Back to topic – my pondering here is that the expectation of many is that the purpose of PLD is to cater for the needs of individual teachers. That’s why we send them off to PLD experiences related to their area of interest or expertise. More recently, this has been the guiding influence in many schools for promoting individual teacher inquiry – in an effort to constantly improve teaching practice and address the immediate needs of learners.

So what’s the alternative? Well, in my experience the alternative is to organise PLD around the needs/vision/ambition of the school as a whole – for the benefit of all learners. Many schools already do this (they tend to be the more effective and well performing ones IMHO) – by promoting a whole school focus that may then include sessions for all staff, groups of staff or even a focus for independent study or inquiry. The cumulative effect (and impact) is that things change – and the lot of kids improves.

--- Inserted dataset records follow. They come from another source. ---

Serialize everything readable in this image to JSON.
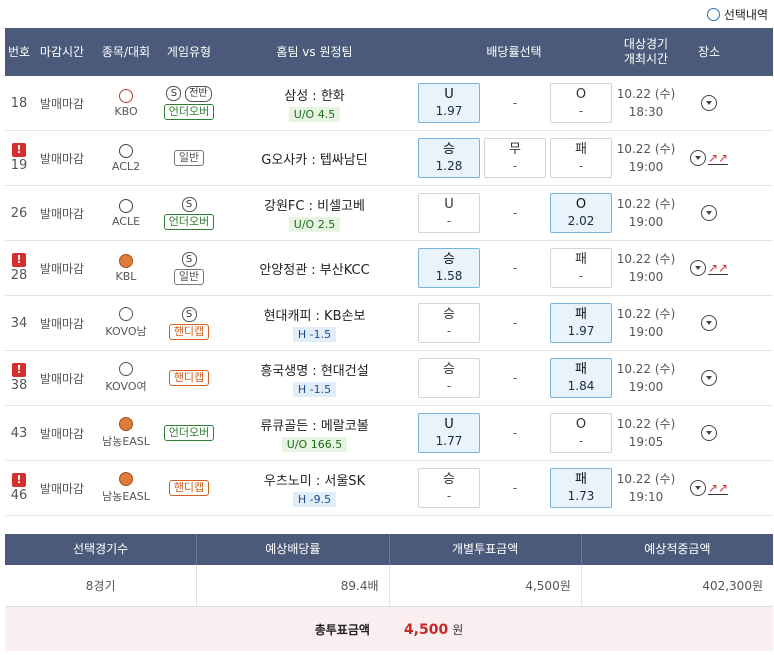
{
  "selection_history_label": "선택내역",
  "headers": {
    "no": "번호",
    "deadline": "마감시간",
    "sport": "종목/대회",
    "game_type": "게임유형",
    "match": "홈팀 vs 원정팀",
    "odds": "배당률선택",
    "time_line1": "대상경기",
    "time_line2": "개최시간",
    "venue": "장소"
  },
  "rows": [
    {
      "no": "18",
      "alert": false,
      "deadline": "발매마감",
      "league": "KBO",
      "sport": "baseball",
      "types": [
        "S",
        "전반",
        "언더오버"
      ],
      "match": "삼성 : 한화",
      "sub": "U/O 4.5",
      "sub_kind": "uo",
      "odds": [
        {
          "label": "U",
          "value": "1.97",
          "selected": true
        },
        {
          "label": "-",
          "value": "",
          "selected": false,
          "dash": true
        },
        {
          "label": "O",
          "value": "-",
          "selected": false
        }
      ],
      "date": "10.22 (수)",
      "time": "18:30",
      "trend": false
    },
    {
      "no": "19",
      "alert": true,
      "deadline": "발매마감",
      "league": "ACL2",
      "sport": "soccer",
      "types": [
        "일반"
      ],
      "match": "G오사카 : 텝싸남딘",
      "sub": "",
      "sub_kind": "",
      "odds": [
        {
          "label": "승",
          "value": "1.28",
          "selected": true
        },
        {
          "label": "무",
          "value": "-",
          "selected": false
        },
        {
          "label": "패",
          "value": "-",
          "selected": false
        }
      ],
      "date": "10.22 (수)",
      "time": "19:00",
      "trend": true
    },
    {
      "no": "26",
      "alert": false,
      "deadline": "발매마감",
      "league": "ACLE",
      "sport": "soccer",
      "types": [
        "S",
        "언더오버"
      ],
      "match": "강원FC : 비셀고베",
      "sub": "U/O 2.5",
      "sub_kind": "uo",
      "odds": [
        {
          "label": "U",
          "value": "-",
          "selected": false
        },
        {
          "label": "-",
          "value": "",
          "selected": false,
          "dash": true
        },
        {
          "label": "O",
          "value": "2.02",
          "selected": true
        }
      ],
      "date": "10.22 (수)",
      "time": "19:00",
      "trend": false
    },
    {
      "no": "28",
      "alert": true,
      "deadline": "발매마감",
      "league": "KBL",
      "sport": "basketball",
      "types": [
        "S",
        "일반"
      ],
      "match": "안양정관 : 부산KCC",
      "sub": "",
      "sub_kind": "",
      "odds": [
        {
          "label": "승",
          "value": "1.58",
          "selected": true
        },
        {
          "label": "-",
          "value": "",
          "selected": false,
          "dash": true
        },
        {
          "label": "패",
          "value": "-",
          "selected": false
        }
      ],
      "date": "10.22 (수)",
      "time": "19:00",
      "trend": true
    },
    {
      "no": "34",
      "alert": false,
      "deadline": "발매마감",
      "league": "KOVO남",
      "sport": "volleyball",
      "types": [
        "S",
        "핸디캡"
      ],
      "match": "현대캐피 : KB손보",
      "sub": "H -1.5",
      "sub_kind": "h",
      "odds": [
        {
          "label": "승",
          "value": "-",
          "selected": false
        },
        {
          "label": "-",
          "value": "",
          "selected": false,
          "dash": true
        },
        {
          "label": "패",
          "value": "1.97",
          "selected": true
        }
      ],
      "date": "10.22 (수)",
      "time": "19:00",
      "trend": false
    },
    {
      "no": "38",
      "alert": true,
      "deadline": "발매마감",
      "league": "KOVO여",
      "sport": "volleyball",
      "types": [
        "핸디캡"
      ],
      "match": "흥국생명 : 현대건설",
      "sub": "H -1.5",
      "sub_kind": "h",
      "odds": [
        {
          "label": "승",
          "value": "-",
          "selected": false
        },
        {
          "label": "-",
          "value": "",
          "selected": false,
          "dash": true
        },
        {
          "label": "패",
          "value": "1.84",
          "selected": true
        }
      ],
      "date": "10.22 (수)",
      "time": "19:00",
      "trend": false
    },
    {
      "no": "43",
      "alert": false,
      "deadline": "발매마감",
      "league": "남농EASL",
      "sport": "basketball",
      "types": [
        "언더오버"
      ],
      "match": "류큐골든 : 메랄코볼",
      "sub": "U/O 166.5",
      "sub_kind": "uo",
      "odds": [
        {
          "label": "U",
          "value": "1.77",
          "selected": true
        },
        {
          "label": "-",
          "value": "",
          "selected": false,
          "dash": true
        },
        {
          "label": "O",
          "value": "-",
          "selected": false
        }
      ],
      "date": "10.22 (수)",
      "time": "19:05",
      "trend": false
    },
    {
      "no": "46",
      "alert": true,
      "deadline": "발매마감",
      "league": "남농EASL",
      "sport": "basketball",
      "types": [
        "핸디캡"
      ],
      "match": "우츠노미 : 서울SK",
      "sub": "H -9.5",
      "sub_kind": "h",
      "odds": [
        {
          "label": "승",
          "value": "-",
          "selected": false
        },
        {
          "label": "-",
          "value": "",
          "selected": false,
          "dash": true
        },
        {
          "label": "패",
          "value": "1.73",
          "selected": true
        }
      ],
      "date": "10.22 (수)",
      "time": "19:10",
      "trend": true
    }
  ],
  "summary": {
    "headers": [
      "선택경기수",
      "예상배당률",
      "개별투표금액",
      "예상적중금액"
    ],
    "values": [
      "8경기",
      "89.4배",
      "4,500원",
      "402,300원"
    ],
    "total_label": "총투표금액",
    "total_value": "4,500",
    "total_unit": "원"
  },
  "colors": {
    "header_bg": "#4b5a7a",
    "selected_bg": "#e8f3fb",
    "alert": "#d32f2f",
    "total_bg": "#fbeef0"
  }
}
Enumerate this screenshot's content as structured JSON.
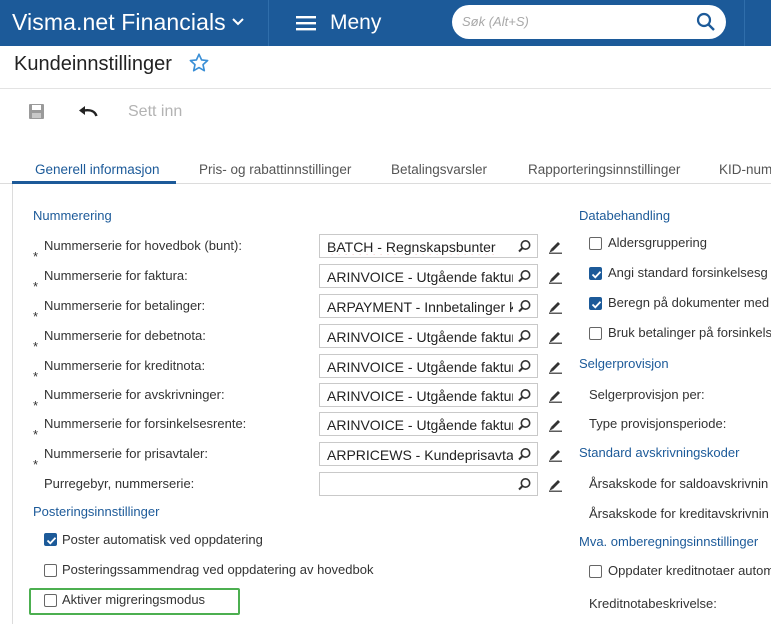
{
  "header": {
    "app_name": "Visma.net Financials",
    "menu_label": "Meny",
    "search_placeholder": "Søk (Alt+S)"
  },
  "page": {
    "title": "Kundeinnstillinger"
  },
  "toolbar": {
    "insert_label": "Sett inn"
  },
  "tabs": [
    {
      "label": "Generell informasjon",
      "active": true
    },
    {
      "label": "Pris- og rabattinnstillinger"
    },
    {
      "label": "Betalingsvarsler"
    },
    {
      "label": "Rapporteringsinnstillinger"
    },
    {
      "label": "KID-num"
    }
  ],
  "numbering": {
    "title": "Nummerering",
    "rows": [
      {
        "label": "Nummerserie for hovedbok (bunt):",
        "value": "BATCH - Regnskapsbunter",
        "required": true
      },
      {
        "label": "Nummerserie for faktura:",
        "value": "ARINVOICE - Utgående faktura",
        "required": true
      },
      {
        "label": "Nummerserie for betalinger:",
        "value": "ARPAYMENT - Innbetalinger ku",
        "required": true
      },
      {
        "label": "Nummerserie for debetnota:",
        "value": "ARINVOICE - Utgående faktura",
        "required": true
      },
      {
        "label": "Nummerserie for kreditnota:",
        "value": "ARINVOICE - Utgående faktura",
        "required": true
      },
      {
        "label": "Nummerserie for avskrivninger:",
        "value": "ARINVOICE - Utgående faktura",
        "required": true
      },
      {
        "label": "Nummerserie for forsinkelsesrente:",
        "value": "ARINVOICE - Utgående faktura",
        "required": true
      },
      {
        "label": "Nummerserie for prisavtaler:",
        "value": "ARPRICEWS - Kundeprisavtale",
        "required": true
      },
      {
        "label": "Purregebyr, nummerserie:",
        "value": "",
        "required": false
      }
    ]
  },
  "posting": {
    "title": "Posteringsinnstillinger",
    "options": [
      {
        "label": "Poster automatisk ved oppdatering",
        "checked": true
      },
      {
        "label": "Posteringssammendrag ved oppdatering av hovedbok",
        "checked": false
      },
      {
        "label": "Aktiver migreringsmodus",
        "checked": false
      }
    ]
  },
  "data_processing": {
    "title": "Databehandling",
    "options": [
      {
        "label": "Aldersgruppering",
        "checked": false
      },
      {
        "label": "Angi standard forsinkelsesg",
        "checked": true
      },
      {
        "label": "Beregn på dokumenter med",
        "checked": true
      },
      {
        "label": "Bruk betalinger på forsinkels",
        "checked": false
      }
    ]
  },
  "salesperson_commission": {
    "title": "Selgerprovisjon",
    "rows": [
      {
        "label": "Selgerprovisjon per:"
      },
      {
        "label": "Type provisjonsperiode:"
      }
    ]
  },
  "write_off_codes": {
    "title": "Standard avskrivningskoder",
    "rows": [
      {
        "label": "Årsakskode for saldoavskrivnin"
      },
      {
        "label": "Årsakskode for kreditavskrivnin"
      }
    ]
  },
  "vat_recalc": {
    "title": "Mva. omberegningsinnstillinger",
    "option": {
      "label": "Oppdater kreditnotaer autom",
      "checked": false
    },
    "row": {
      "label": "Kreditnotabeskrivelse:"
    }
  },
  "colors": {
    "brand": "#1c5a99",
    "highlight": "#4caf50"
  }
}
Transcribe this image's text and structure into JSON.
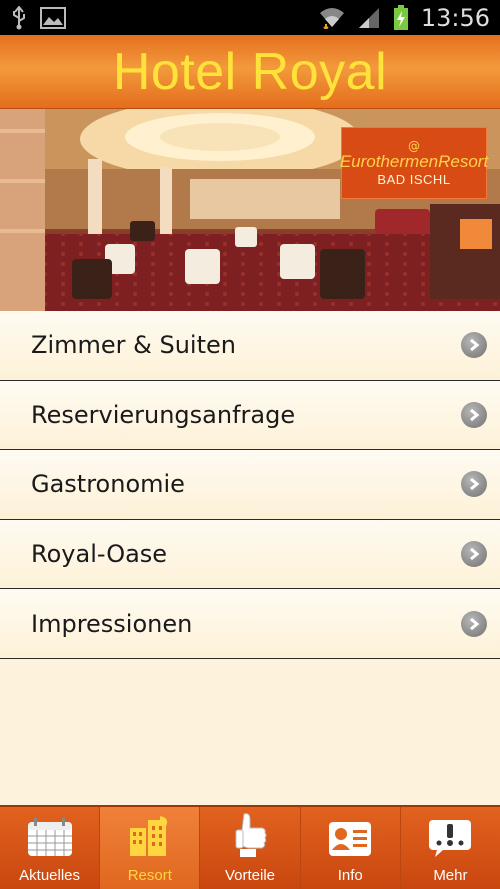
{
  "status_bar": {
    "time": "13:56",
    "icons": [
      "usb-icon",
      "image-icon",
      "wifi-icon",
      "signal-icon",
      "battery-charging-icon"
    ]
  },
  "header": {
    "title": "Hotel Royal"
  },
  "hero": {
    "logo_brand": "EurothermenResort",
    "logo_sub": "BAD ISCHL"
  },
  "menu": {
    "items": [
      {
        "label": "Zimmer & Suiten"
      },
      {
        "label": "Reservierungsanfrage"
      },
      {
        "label": "Gastronomie"
      },
      {
        "label": "Royal-Oase"
      },
      {
        "label": "Impressionen"
      }
    ]
  },
  "bottom_nav": {
    "items": [
      {
        "label": "Aktuelles",
        "icon": "calendar-icon",
        "active": false
      },
      {
        "label": "Resort",
        "icon": "buildings-icon",
        "active": true
      },
      {
        "label": "Vorteile",
        "icon": "thumbs-up-icon",
        "active": false
      },
      {
        "label": "Info",
        "icon": "contact-card-icon",
        "active": false
      },
      {
        "label": "Mehr",
        "icon": "more-icon",
        "active": false
      }
    ]
  },
  "colors": {
    "header_orange": "#e66f1e",
    "title_yellow": "#ffe23a",
    "nav_orange": "#d8541a",
    "active_yellow": "#ffd640",
    "menu_bg": "#fdf3dc"
  }
}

While I don’t begrudge individual teachers wishing to further develop in their own areas of professional knowledge and expertise (that’s what professional organisations and subject associations are for), when schools take a truly collective approach to PLD focused on the things they want to change at an organisational level, then real change happens – and learners across the board benefit.

Back to the poster – NO professional learning should be unnecessary. Just as no learning experience we provide for our learners in classrooms should be unnecessary (think blackline masters or endless copying of notes from the whiteboard). For PLD to be necessary (i.e. purposeful and impactful) it really does need to be linked to the corporate aspirations of the organisation, so that the impact and outcomes can be seen in terms of the change that is desired across the board – and the benefits accruing for all learners as they move through the system.

Final thought – my strongest argument for a whole school focus is that this is the only way to achieve the sort of system-wide, paradigm-level change that is needed in our schools. Anything less, no matter how useful or well intended, will likely result simply in ‘improvement’, not transformation. Improvement is good, and sometimes really good – but transformation is what is really required in our system at present and that will only be achieved when those who uphold the system work together to achieve the things they believe in – as a collective.

2 thoughts on “PLD – who is it for?

  1. This article is good but implies that the school knows its goals/ vision and has a focus and a deep understanding of transformational change that is needed.
    Unfortunately often the requirements for schools and educational change are driven by external forces that the school and individual have no control over.

    1. Can be the case in other jurisdictions, but we’re fortunate in NZ that schools have the autonomy and Independence that provides separation from the”external” forces. However, it does require significant courage and leadership to exercise such freedoms.